For the World Food Programme (WFP), responding to emergencies – whatever their cause or location – is second nature.
The Coronavirus (COVID-19) pandemic is disrupting the world as we knew it, with a heavy toll on human lives and economic activities. Its rapid global spread is threatening to affect millions of people already made vulnerable by food insecurity, malnutrition and the effects of conflict and other disasters.
To minimize the impact of the epidemic on the 138 million people it intends to serve this year, WFP is adapting its planning to ensure they will continue receiving the assistance they need.
COVID-19 has caused global disruptions to the transport systems and links that health and humanitarian responders would normally rely upon to reach affected areas in a crisis.
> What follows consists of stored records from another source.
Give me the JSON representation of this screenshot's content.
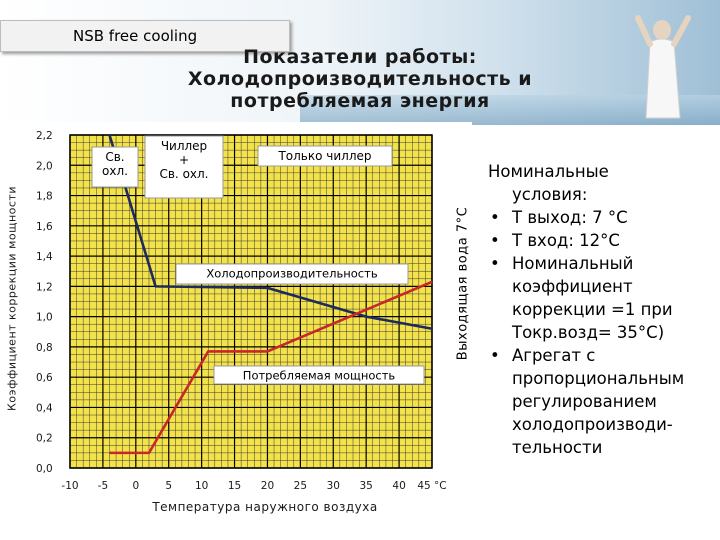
{
  "tab": {
    "label": "NSB free cooling"
  },
  "title": {
    "line1": "Показатели работы:",
    "line2": "Холодопроизводительность и",
    "line3": "потребляемая энергия"
  },
  "side_note": {
    "heading": "Номинальные",
    "heading2": "условия:",
    "bullets": [
      [
        "Т выход: 7 °C"
      ],
      [
        "Т вход: 12°C"
      ],
      [
        "Номинальный",
        "коэффициент",
        "коррекции =1 при",
        "Токр.возд= 35°C)"
      ],
      [
        "Агрегат с",
        "пропорциональным",
        "регулированием",
        "холодопроизводи-",
        "тельности"
      ]
    ]
  },
  "chart_data": {
    "type": "line",
    "xlabel": "Температура наружного воздуха",
    "ylabel": "Коэффициент коррекции мощности",
    "y2label": "Выходящая вода 7°С",
    "x_ticks": [
      "-10",
      "-5",
      "0",
      "5",
      "10",
      "15",
      "20",
      "25",
      "30",
      "35",
      "40",
      "45 °C"
    ],
    "x_tick_values": [
      -10,
      -5,
      0,
      5,
      10,
      15,
      20,
      25,
      30,
      35,
      40,
      45
    ],
    "y_ticks": [
      "0,0",
      "0,2",
      "0,4",
      "0,6",
      "0,8",
      "1,0",
      "1,2",
      "1,4",
      "1,6",
      "1,8",
      "2,0",
      "2,2"
    ],
    "y_tick_values": [
      0.0,
      0.2,
      0.4,
      0.6,
      0.8,
      1.0,
      1.2,
      1.4,
      1.6,
      1.8,
      2.0,
      2.2
    ],
    "xlim": [
      -10,
      45
    ],
    "ylim": [
      0,
      2.2
    ],
    "grid": true,
    "series": [
      {
        "name": "Холодопроизводительность",
        "color": "#1c2a5e",
        "x": [
          -4,
          3,
          20,
          35,
          45
        ],
        "y": [
          2.2,
          1.2,
          1.19,
          1.0,
          0.92
        ]
      },
      {
        "name": "Потребляемая мощность",
        "color": "#c8262a",
        "x": [
          -4,
          2,
          11,
          20,
          45
        ],
        "y": [
          0.1,
          0.1,
          0.77,
          0.77,
          1.23
        ]
      }
    ],
    "zones": [
      {
        "label": "Св.\nохл.",
        "x_start": -10,
        "x_end": 3
      },
      {
        "label": "Чиллер\n+\nСв. охл.",
        "x_start": 3,
        "x_end": 11
      },
      {
        "label": "Только чиллер",
        "x_start": 11,
        "x_end": 45
      }
    ],
    "annotations": [
      {
        "text": "Холодопроизводительность",
        "x": 20,
        "y": 1.34
      },
      {
        "text": "Потребляемая мощность",
        "x": 26,
        "y": 0.68
      }
    ]
  }
}
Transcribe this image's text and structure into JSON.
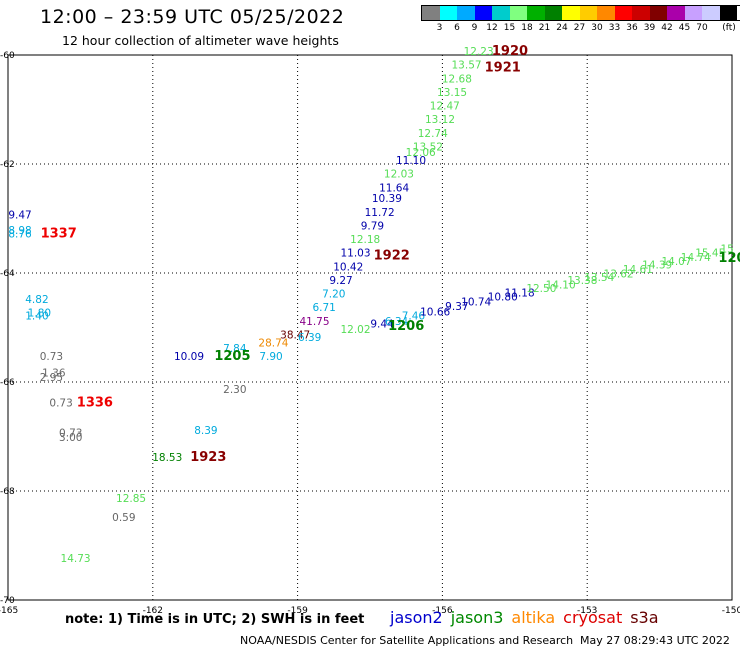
{
  "header": {
    "title": "12:00 – 23:59 UTC 05/25/2022",
    "subtitle": "12 hour collection of altimeter wave heights"
  },
  "legend": {
    "colors": [
      "#808080",
      "#00ffff",
      "#00aaff",
      "#0000ff",
      "#00cccc",
      "#80ff80",
      "#00b000",
      "#008000",
      "#ffff00",
      "#ffcc00",
      "#ff8800",
      "#ff0000",
      "#cc0000",
      "#800000",
      "#aa00aa",
      "#c8a0ff",
      "#ccccff",
      "#000000"
    ],
    "labels": [
      "3",
      "6",
      "9",
      "12",
      "15",
      "18",
      "21",
      "24",
      "27",
      "30",
      "33",
      "36",
      "39",
      "42",
      "45",
      "70"
    ],
    "unit": "(ft)"
  },
  "axes": {
    "lat_labels": [
      "-60",
      "-62",
      "-64",
      "-66",
      "-68",
      "-70"
    ],
    "lon_labels": [
      "-165",
      "-162",
      "-159",
      "-156",
      "-153",
      "-150"
    ]
  },
  "annotations": [
    {
      "text": "12.23",
      "lon": -155.25,
      "lat": -60.0,
      "color": "#55dd55"
    },
    {
      "text": "13.57",
      "lon": -155.5,
      "lat": -60.25,
      "color": "#55dd55"
    },
    {
      "text": "12.68",
      "lon": -155.7,
      "lat": -60.5,
      "color": "#55dd55"
    },
    {
      "text": "13.15",
      "lon": -155.8,
      "lat": -60.75,
      "color": "#55dd55"
    },
    {
      "text": "12.47",
      "lon": -155.95,
      "lat": -61.0,
      "color": "#55dd55"
    },
    {
      "text": "13.12",
      "lon": -156.05,
      "lat": -61.25,
      "color": "#55dd55"
    },
    {
      "text": "12.74",
      "lon": -156.2,
      "lat": -61.5,
      "color": "#55dd55"
    },
    {
      "text": "13.52",
      "lon": -156.3,
      "lat": -61.75,
      "color": "#55dd55"
    },
    {
      "text": "12.06",
      "lon": -156.45,
      "lat": -61.85,
      "color": "#55dd55"
    },
    {
      "text": "11.10",
      "lon": -156.65,
      "lat": -62.0,
      "color": "#0000aa"
    },
    {
      "text": "12.03",
      "lon": -156.9,
      "lat": -62.25,
      "color": "#55dd55"
    },
    {
      "text": "11.64",
      "lon": -157.0,
      "lat": -62.5,
      "color": "#0000aa"
    },
    {
      "text": "10.39",
      "lon": -157.15,
      "lat": -62.7,
      "color": "#0000aa"
    },
    {
      "text": "11.72",
      "lon": -157.3,
      "lat": -62.95,
      "color": "#0000aa"
    },
    {
      "text": "9.79",
      "lon": -157.45,
      "lat": -63.2,
      "color": "#0000aa"
    },
    {
      "text": "12.18",
      "lon": -157.6,
      "lat": -63.45,
      "color": "#55dd55"
    },
    {
      "text": "11.03",
      "lon": -157.8,
      "lat": -63.7,
      "color": "#0000aa"
    },
    {
      "text": "10.42",
      "lon": -157.95,
      "lat": -63.95,
      "color": "#0000aa"
    },
    {
      "text": "9.27",
      "lon": -158.1,
      "lat": -64.2,
      "color": "#0000aa"
    },
    {
      "text": "7.20",
      "lon": -158.25,
      "lat": -64.45,
      "color": "#00aadd"
    },
    {
      "text": "6.71",
      "lon": -158.45,
      "lat": -64.7,
      "color": "#00aadd"
    },
    {
      "text": "41.75",
      "lon": -158.65,
      "lat": -64.95,
      "color": "#880088"
    },
    {
      "text": "38.47",
      "lon": -159.05,
      "lat": -65.2,
      "color": "#660000"
    },
    {
      "text": "28.74",
      "lon": -159.5,
      "lat": -65.35,
      "color": "#ee8800"
    },
    {
      "text": "6.39",
      "lon": -158.75,
      "lat": -65.25,
      "color": "#00aadd"
    },
    {
      "text": "7.90",
      "lon": -159.55,
      "lat": -65.6,
      "color": "#00aadd"
    },
    {
      "text": "7.84",
      "lon": -160.3,
      "lat": -65.45,
      "color": "#00aadd"
    },
    {
      "text": "10.09",
      "lon": -161.25,
      "lat": -65.6,
      "color": "#0000aa"
    },
    {
      "text": "12.02",
      "lon": -157.8,
      "lat": -65.1,
      "color": "#55dd55"
    },
    {
      "text": "9.44",
      "lon": -157.25,
      "lat": -65.0,
      "color": "#0000aa"
    },
    {
      "text": "6.34",
      "lon": -156.95,
      "lat": -64.95,
      "color": "#00aadd"
    },
    {
      "text": "7.46",
      "lon": -156.6,
      "lat": -64.85,
      "color": "#00aadd"
    },
    {
      "text": "10.66",
      "lon": -156.15,
      "lat": -64.78,
      "color": "#0000aa"
    },
    {
      "text": "9.37",
      "lon": -155.7,
      "lat": -64.68,
      "color": "#0000aa"
    },
    {
      "text": "10.74",
      "lon": -155.3,
      "lat": -64.6,
      "color": "#0000aa"
    },
    {
      "text": "10.80",
      "lon": -154.75,
      "lat": -64.5,
      "color": "#0000aa"
    },
    {
      "text": "11.18",
      "lon": -154.4,
      "lat": -64.43,
      "color": "#0000aa"
    },
    {
      "text": "12.50",
      "lon": -153.95,
      "lat": -64.35,
      "color": "#55dd55"
    },
    {
      "text": "14.10",
      "lon": -153.55,
      "lat": -64.28,
      "color": "#55dd55"
    },
    {
      "text": "13.38",
      "lon": -153.1,
      "lat": -64.2,
      "color": "#55dd55"
    },
    {
      "text": "13.54",
      "lon": -152.75,
      "lat": -64.15,
      "color": "#55dd55"
    },
    {
      "text": "13.62",
      "lon": -152.35,
      "lat": -64.08,
      "color": "#55dd55"
    },
    {
      "text": "14.61",
      "lon": -151.95,
      "lat": -64.0,
      "color": "#55dd55"
    },
    {
      "text": "14.39",
      "lon": -151.55,
      "lat": -63.92,
      "color": "#55dd55"
    },
    {
      "text": "14.07",
      "lon": -151.15,
      "lat": -63.85,
      "color": "#55dd55"
    },
    {
      "text": "14.74",
      "lon": -150.75,
      "lat": -63.78,
      "color": "#55dd55"
    },
    {
      "text": "15.45",
      "lon": -150.45,
      "lat": -63.7,
      "color": "#55dd55"
    },
    {
      "text": "15",
      "lon": -150.1,
      "lat": -63.62,
      "color": "#55dd55"
    },
    {
      "text": "9.47",
      "lon": -164.75,
      "lat": -63.0,
      "color": "#0000aa"
    },
    {
      "text": "8.98",
      "lon": -164.75,
      "lat": -63.28,
      "color": "#00aadd"
    },
    {
      "text": "8.76",
      "lon": -164.75,
      "lat": -63.35,
      "color": "#00aadd"
    },
    {
      "text": "4.82",
      "lon": -164.4,
      "lat": -64.55,
      "color": "#00aadd"
    },
    {
      "text": "1.80",
      "lon": -164.35,
      "lat": -64.8,
      "color": "#00aadd"
    },
    {
      "text": "1.40",
      "lon": -164.4,
      "lat": -64.85,
      "color": "#00aadd"
    },
    {
      "text": "0.73",
      "lon": -164.1,
      "lat": -65.6,
      "color": "#666666"
    },
    {
      "text": "1.36",
      "lon": -164.05,
      "lat": -65.9,
      "color": "#666666"
    },
    {
      "text": "2.95",
      "lon": -164.1,
      "lat": -65.98,
      "color": "#666666"
    },
    {
      "text": "0.73",
      "lon": -163.9,
      "lat": -66.45,
      "color": "#666666"
    },
    {
      "text": "0.73",
      "lon": -163.7,
      "lat": -67.0,
      "color": "#666666"
    },
    {
      "text": "3.00",
      "lon": -163.7,
      "lat": -67.08,
      "color": "#666666"
    },
    {
      "text": "2.30",
      "lon": -160.3,
      "lat": -66.2,
      "color": "#666666"
    },
    {
      "text": "8.39",
      "lon": -160.9,
      "lat": -66.95,
      "color": "#00aadd"
    },
    {
      "text": "18.53",
      "lon": -161.7,
      "lat": -67.45,
      "color": "#008000"
    },
    {
      "text": "12.85",
      "lon": -162.45,
      "lat": -68.2,
      "color": "#55dd55"
    },
    {
      "text": "0.59",
      "lon": -162.6,
      "lat": -68.55,
      "color": "#666666"
    },
    {
      "text": "14.73",
      "lon": -163.6,
      "lat": -69.3,
      "color": "#55dd55"
    }
  ],
  "time_labels": [
    {
      "text": "1920",
      "lon": -154.6,
      "lat": -60.0,
      "color": "#880000"
    },
    {
      "text": "1921",
      "lon": -154.75,
      "lat": -60.3,
      "color": "#880000"
    },
    {
      "text": "1922",
      "lon": -157.05,
      "lat": -63.75,
      "color": "#880000"
    },
    {
      "text": "1337",
      "lon": -163.95,
      "lat": -63.35,
      "color": "#ee0000"
    },
    {
      "text": "1336",
      "lon": -163.2,
      "lat": -66.45,
      "color": "#ee0000"
    },
    {
      "text": "1923",
      "lon": -160.85,
      "lat": -67.45,
      "color": "#880000"
    },
    {
      "text": "1205",
      "lon": -160.35,
      "lat": -65.6,
      "color": "#008000"
    },
    {
      "text": "1206",
      "lon": -156.75,
      "lat": -65.05,
      "color": "#008000"
    },
    {
      "text": "120",
      "lon": -150.0,
      "lat": -63.8,
      "color": "#008000"
    }
  ],
  "note": "note: 1) Time is in UTC; 2) SWH is in feet",
  "satellites": [
    {
      "name": "jason2",
      "color": "#0000cc"
    },
    {
      "name": "jason3",
      "color": "#008800"
    },
    {
      "name": "altika",
      "color": "#ff8800"
    },
    {
      "name": "cryosat",
      "color": "#dd0000"
    },
    {
      "name": "s3a",
      "color": "#660000"
    }
  ],
  "footer": {
    "left": "NOAA/NESDIS Center for Satellite Applications and Research",
    "right": "May 27 08:29:43 UTC 2022"
  }
}
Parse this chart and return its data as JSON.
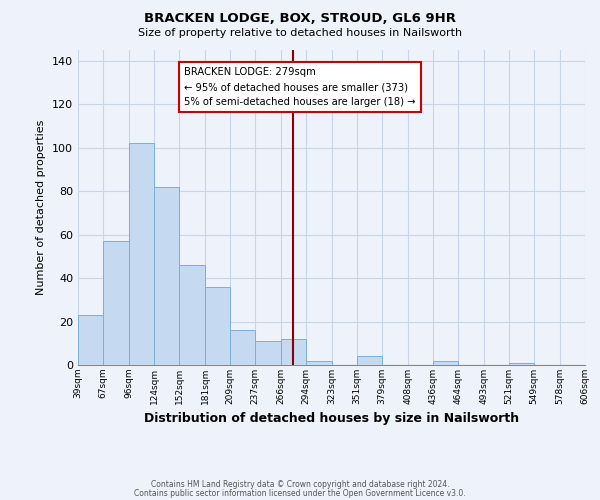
{
  "title": "BRACKEN LODGE, BOX, STROUD, GL6 9HR",
  "subtitle": "Size of property relative to detached houses in Nailsworth",
  "xlabel": "Distribution of detached houses by size in Nailsworth",
  "ylabel": "Number of detached properties",
  "footer_line1": "Contains HM Land Registry data © Crown copyright and database right 2024.",
  "footer_line2": "Contains public sector information licensed under the Open Government Licence v3.0.",
  "bin_edges": [
    39,
    67,
    96,
    124,
    152,
    181,
    209,
    237,
    266,
    294,
    323,
    351,
    379,
    408,
    436,
    464,
    493,
    521,
    549,
    578,
    606
  ],
  "bin_labels": [
    "39sqm",
    "67sqm",
    "96sqm",
    "124sqm",
    "152sqm",
    "181sqm",
    "209sqm",
    "237sqm",
    "266sqm",
    "294sqm",
    "323sqm",
    "351sqm",
    "379sqm",
    "408sqm",
    "436sqm",
    "464sqm",
    "493sqm",
    "521sqm",
    "549sqm",
    "578sqm",
    "606sqm"
  ],
  "counts": [
    23,
    57,
    102,
    82,
    46,
    36,
    16,
    11,
    12,
    2,
    0,
    4,
    0,
    0,
    2,
    0,
    0,
    1,
    0,
    0,
    1
  ],
  "bar_color": "#c5d9f1",
  "bar_edge_color": "#7bafd4",
  "property_line_x": 279,
  "property_line_color": "#8b0000",
  "annotation_line1": "BRACKEN LODGE: 279sqm",
  "annotation_line2": "← 95% of detached houses are smaller (373)",
  "annotation_line3": "5% of semi-detached houses are larger (18) →",
  "annotation_box_color": "#cc0000",
  "ylim": [
    0,
    145
  ],
  "yticks": [
    0,
    20,
    40,
    60,
    80,
    100,
    120,
    140
  ],
  "grid_color": "#c8d4e8",
  "background_color": "#eef2fa"
}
WFP, with long-standing experience and vast expertise in emergency response and logistics and supply chain, is working closely with the World Health Organization, the UN system, the NGO community and governments, is using its logistics capacity and expertise to step in and provide these services where commercial capacity currently doesn’t exist, ensuring critical health and humanitarian cargo and personnel can move to where they’re needed most.
WFP is also putting its expertise in the areas of data collection and analysis, policy and advocacy support, and service provision at the service of governments’ strategies to address the medium-term consequences of the pandemic.
This includes working with governments to: strengthen and expand social protection programmes to address poverty, food insecurity and malnutrition; sustain food production, trade, distribution and consumption; support national health systems through improved supply chains, data collection and targeted nutrition services for the most vulnerable; and provide alternatives to school feeding where educational activities have been suspended in the wake of the pandemic.